By contrast, the dragonrider selection scenes were fast-paced and gripping, as the vast majority of hopefuls found themselves gruesomely immolated, as though in a particularly brutal episode of The X Factor. While these were gripping sequences, it has to be said that the outcome was never in much doubt, and perhaps that was a little clumsy. We’ve spent episode after episode watching the travails of embittered family man Hugh Hammer and drunken blowhard Ulf; did anyone really think, when an actor we’d never seen before stepped up to trepidatiously approach the dragon Vermithor, that he’d be successful?

Still, it did justify the time the show has spent on the characters, and both reacted to the flaming carnage consistently with the men we’ve come to know. Hugh gained the trust of his dragon by trying (and failing) to save a screaming fellow-contender, then standing his ground and shouting; Ulf, meanwhile, ran for the hills and tripped over in a huge pile of shit. I wasn’t clear, but it looked like he also trod on (and smashed) the eggs of the dragon who sniffed approvingly at him. I’d have thought they’d be more protective of their nests than that!
Ulf it was, though, who then found himself buzzing the skies of King’s Landing on his newly acquired dragon; whether that was his idea or Silverwing’s was unclear. Nonetheless, it was a thrilling scene, as actor Tom Bennett nicely demonstrated Ulf’s slightly comical exultation at the position he had found himself in. It also led to a genuinely epic cliffhanger, as the incensed Regent Aemon hotfooted (hotwinged?) it to Dragonstone on Vhagar, only to flee in frustration at the sight of Rhaenyra flanked by her ever-growing squadron of fire-breathing beasties.

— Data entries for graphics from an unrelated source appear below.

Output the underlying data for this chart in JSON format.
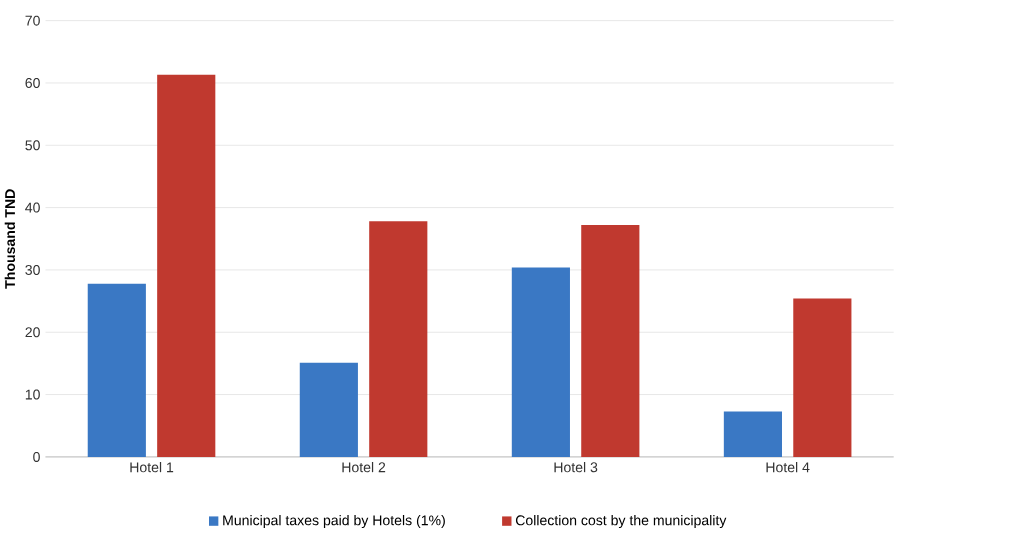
{
  "chart_data": {
    "type": "bar",
    "ylabel": "Thousand TND",
    "categories": [
      "Hotel 1",
      "Hotel 2",
      "Hotel 3",
      "Hotel 4"
    ],
    "series": [
      {
        "name": "Municipal taxes paid by Hotels (1%)",
        "color": "#3a78c4",
        "values": [
          27.8,
          15.1,
          30.4,
          7.3
        ]
      },
      {
        "name": "Collection cost by the municipality",
        "color": "#c0392f",
        "values": [
          61.3,
          37.8,
          37.2,
          25.4
        ]
      }
    ],
    "ylim": [
      0,
      70
    ],
    "yticks": [
      0,
      10,
      20,
      30,
      40,
      50,
      60,
      70
    ],
    "grid": "y",
    "legend": "bottom"
  }
}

As an ep, this made me genuinely excited to see what happens next, which is surely the point of the penultimate instalment in a show like this. From having barely any dragons (Daemon’s not being one to count on), Rhaenyra has this week gained three; and with Daemon’s apparent success at recruiting the forces of the river lords as a ground army, it looks like the tides of the war might be turning in favour of the Blacks. It was a gripping hour of TV; it’s just unfortunate that there’s been so much meandering getting to it.